Litmus
Litmus is an open-source cloud-native chaos engineering platform (resilience testing) for Kubernetes and other modern infrastructure to validate reliability through controlled fault injection and experiment orchestration.
- Chaos experiment orchestration and fault injection workflows for Kubernetes workloads (resilience testing).
- Chaos experiment catalog and reusable test scenarios for common Kubernetes and infrastructure failure modes (test libraries).
- Observability and result collection for chaos runs, including experiment status and system behavior (monitoring and reporting).
- Custom chaos experiment authoring and integration with Continuous Integration and Continuous Deployment (CI/CD) pipelines and GitOps workflows (DevOps automation).
- Extensible architecture with operators, CRDs, and integrations to run chaos at cluster, application, and infrastructure layers (cloud-native operations).
More About Litmus
Litmus is an open-source chaos engineering platform (resilience testing) under the Cloud Native Computing Foundation that focuses on validating the reliability of Kubernetes environments and related cloud-native infrastructure through controlled experiments. It targets use cases where enterprises need to understand how applications and platforms behave under faults such as pod failures, node outages, resource pressure, or network issues, and enables teams to simulate these conditions in a systematic way.
The project provides a framework for defining, scheduling, and observing chaos experiments (test orchestration) that run against Kubernetes clusters and associated services. At its core, Litmus uses Kubernetes-native constructs such as Custom Resource Definitions (CRDs) and operators (cloud-native control plane) to manage the lifecycle of chaos workflows. Experiments are described as Kubernetes resources, which allows them to be versioned, automated, and integrated into existing cluster management and DevOps practices.

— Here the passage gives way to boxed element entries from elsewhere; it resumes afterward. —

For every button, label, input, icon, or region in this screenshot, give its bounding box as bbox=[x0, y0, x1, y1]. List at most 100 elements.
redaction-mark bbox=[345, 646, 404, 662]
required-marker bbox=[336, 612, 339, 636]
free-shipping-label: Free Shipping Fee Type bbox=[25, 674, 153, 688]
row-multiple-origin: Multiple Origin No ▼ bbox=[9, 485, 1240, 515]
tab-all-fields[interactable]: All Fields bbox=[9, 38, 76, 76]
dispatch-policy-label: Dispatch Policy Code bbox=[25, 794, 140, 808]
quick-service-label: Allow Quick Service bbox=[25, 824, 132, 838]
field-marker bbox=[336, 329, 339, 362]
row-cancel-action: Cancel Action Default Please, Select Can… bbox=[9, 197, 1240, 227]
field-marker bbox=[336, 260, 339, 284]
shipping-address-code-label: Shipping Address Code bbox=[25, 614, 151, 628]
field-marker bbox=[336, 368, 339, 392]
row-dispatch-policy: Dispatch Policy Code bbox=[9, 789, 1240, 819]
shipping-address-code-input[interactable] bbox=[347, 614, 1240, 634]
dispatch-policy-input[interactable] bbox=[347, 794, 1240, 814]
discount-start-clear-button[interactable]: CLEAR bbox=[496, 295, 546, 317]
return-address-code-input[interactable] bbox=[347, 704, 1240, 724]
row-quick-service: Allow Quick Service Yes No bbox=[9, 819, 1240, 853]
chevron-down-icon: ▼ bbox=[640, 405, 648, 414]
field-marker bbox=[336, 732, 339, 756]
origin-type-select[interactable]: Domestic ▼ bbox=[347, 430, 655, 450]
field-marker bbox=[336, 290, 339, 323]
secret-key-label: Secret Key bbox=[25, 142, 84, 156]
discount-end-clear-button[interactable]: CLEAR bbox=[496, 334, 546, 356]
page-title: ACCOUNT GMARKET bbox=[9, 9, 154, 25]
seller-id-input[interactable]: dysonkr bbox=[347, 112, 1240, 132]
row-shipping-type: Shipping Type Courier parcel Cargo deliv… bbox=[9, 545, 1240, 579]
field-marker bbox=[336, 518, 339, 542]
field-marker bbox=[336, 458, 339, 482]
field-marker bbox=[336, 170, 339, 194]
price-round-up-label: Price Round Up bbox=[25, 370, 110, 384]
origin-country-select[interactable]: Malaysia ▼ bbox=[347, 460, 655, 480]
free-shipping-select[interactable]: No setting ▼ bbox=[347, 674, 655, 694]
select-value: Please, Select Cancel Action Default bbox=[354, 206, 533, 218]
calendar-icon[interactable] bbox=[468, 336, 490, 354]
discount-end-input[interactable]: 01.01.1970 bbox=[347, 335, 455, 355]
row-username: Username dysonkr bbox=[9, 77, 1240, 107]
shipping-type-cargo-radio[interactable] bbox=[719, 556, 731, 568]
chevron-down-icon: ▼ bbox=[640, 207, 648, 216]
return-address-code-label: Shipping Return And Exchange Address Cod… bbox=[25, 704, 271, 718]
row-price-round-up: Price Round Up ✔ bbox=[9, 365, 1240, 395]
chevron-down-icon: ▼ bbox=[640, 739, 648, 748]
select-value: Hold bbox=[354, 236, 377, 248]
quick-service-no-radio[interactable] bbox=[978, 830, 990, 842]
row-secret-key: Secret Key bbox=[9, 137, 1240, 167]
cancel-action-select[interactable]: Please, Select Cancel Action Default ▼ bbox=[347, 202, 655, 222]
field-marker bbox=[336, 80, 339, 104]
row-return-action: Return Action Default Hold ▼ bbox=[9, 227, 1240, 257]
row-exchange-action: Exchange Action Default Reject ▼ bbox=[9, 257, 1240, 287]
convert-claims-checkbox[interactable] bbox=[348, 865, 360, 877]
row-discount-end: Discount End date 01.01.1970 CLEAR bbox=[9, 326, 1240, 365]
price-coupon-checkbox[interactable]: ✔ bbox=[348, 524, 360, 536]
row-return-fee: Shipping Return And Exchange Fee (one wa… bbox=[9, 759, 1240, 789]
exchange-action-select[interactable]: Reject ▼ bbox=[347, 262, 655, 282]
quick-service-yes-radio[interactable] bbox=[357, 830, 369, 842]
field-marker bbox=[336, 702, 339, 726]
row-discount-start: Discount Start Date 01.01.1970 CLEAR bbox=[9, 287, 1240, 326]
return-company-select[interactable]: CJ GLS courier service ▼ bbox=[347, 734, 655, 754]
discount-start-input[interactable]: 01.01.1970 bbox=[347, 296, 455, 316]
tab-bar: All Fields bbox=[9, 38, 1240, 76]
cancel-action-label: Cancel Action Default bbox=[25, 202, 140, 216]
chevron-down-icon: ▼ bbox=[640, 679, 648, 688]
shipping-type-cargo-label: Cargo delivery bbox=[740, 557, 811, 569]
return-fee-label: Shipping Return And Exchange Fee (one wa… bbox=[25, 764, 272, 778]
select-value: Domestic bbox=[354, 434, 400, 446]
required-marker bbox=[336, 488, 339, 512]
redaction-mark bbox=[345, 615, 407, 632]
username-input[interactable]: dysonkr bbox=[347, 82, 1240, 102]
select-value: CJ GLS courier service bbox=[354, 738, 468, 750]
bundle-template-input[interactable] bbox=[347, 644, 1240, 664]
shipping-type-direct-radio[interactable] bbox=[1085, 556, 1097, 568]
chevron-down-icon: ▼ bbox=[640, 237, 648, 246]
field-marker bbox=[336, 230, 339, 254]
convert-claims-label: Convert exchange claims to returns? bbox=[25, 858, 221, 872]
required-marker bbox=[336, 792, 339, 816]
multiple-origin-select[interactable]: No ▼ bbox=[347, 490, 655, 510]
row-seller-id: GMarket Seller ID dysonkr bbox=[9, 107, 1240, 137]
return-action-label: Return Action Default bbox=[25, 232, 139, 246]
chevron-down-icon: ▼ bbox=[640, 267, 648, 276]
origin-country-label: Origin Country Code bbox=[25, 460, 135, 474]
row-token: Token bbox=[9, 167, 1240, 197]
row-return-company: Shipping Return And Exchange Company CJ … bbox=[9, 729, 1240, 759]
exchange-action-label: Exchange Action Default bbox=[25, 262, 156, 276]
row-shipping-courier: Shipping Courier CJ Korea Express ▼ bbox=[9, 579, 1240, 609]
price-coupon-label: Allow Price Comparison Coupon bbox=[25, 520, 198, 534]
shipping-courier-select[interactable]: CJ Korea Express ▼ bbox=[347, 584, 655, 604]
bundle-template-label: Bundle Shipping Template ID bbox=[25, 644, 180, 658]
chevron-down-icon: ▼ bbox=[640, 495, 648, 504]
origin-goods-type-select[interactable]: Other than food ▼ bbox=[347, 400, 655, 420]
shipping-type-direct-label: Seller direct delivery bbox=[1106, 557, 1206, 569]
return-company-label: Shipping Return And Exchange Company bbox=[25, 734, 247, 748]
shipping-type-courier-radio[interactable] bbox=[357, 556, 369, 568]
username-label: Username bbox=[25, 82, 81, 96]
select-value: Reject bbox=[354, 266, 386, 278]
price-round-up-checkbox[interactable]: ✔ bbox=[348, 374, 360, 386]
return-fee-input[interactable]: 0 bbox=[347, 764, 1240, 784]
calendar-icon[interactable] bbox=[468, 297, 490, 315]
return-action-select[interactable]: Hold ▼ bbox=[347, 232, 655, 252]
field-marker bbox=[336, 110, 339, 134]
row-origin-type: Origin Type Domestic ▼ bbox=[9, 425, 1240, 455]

Litmus includes a catalog of predefined chaos experiments (test libraries) that cover common failure scenarios, such as pod deletion, container kill, disk stress, Central Processing Unit (CPU) or memory stress, and network latency or loss, where applicable to the supported environments described by the project. These experiments are packaged to be reusable and composable, so platform and application teams can build more complex scenarios that reflect real production failure conditions. The use of standard Kubernetes resources and APIs (container orchestration) allows these tests to be applied across different clusters and distributions where Kubernetes is supported.
For enterprise environments, Litmus supports integration into CI/CD pipelines and GitOps workflows (DevOps automation), enabling chaos experiments to be run as part of continuous testing or pre-production validation. This supports practices where reliability checks are embedded into release processes, so regressions in resiliency can be detected alongside functional or performance issues. Litmus also exposes experiment status, results, and metrics (observability) that can be consumed by monitoring and logging systems, helping Site Reliability Engineering (SRE) and platform teams correlate failures injected by chaos tests with application and infrastructure behavior.
The project’s architecture is designed around Kubernetes operators, experiment CRDs, and workflows (cloud-native operations), which provides an extensible model for adding new fault types or integrating with additional infrastructure components where supported by Litmus. This extensibility is relevant for organizations that operate heterogeneous environments but use Kubernetes as a control plane. Litmus is positioned in the enterprise tooling landscape as a chaos engineering and resilience testing platform focused on cloud-native ecosystems, particularly Kubernetes-based platforms, enabling structured failure testing as part of reliability engineering and platform operations practices.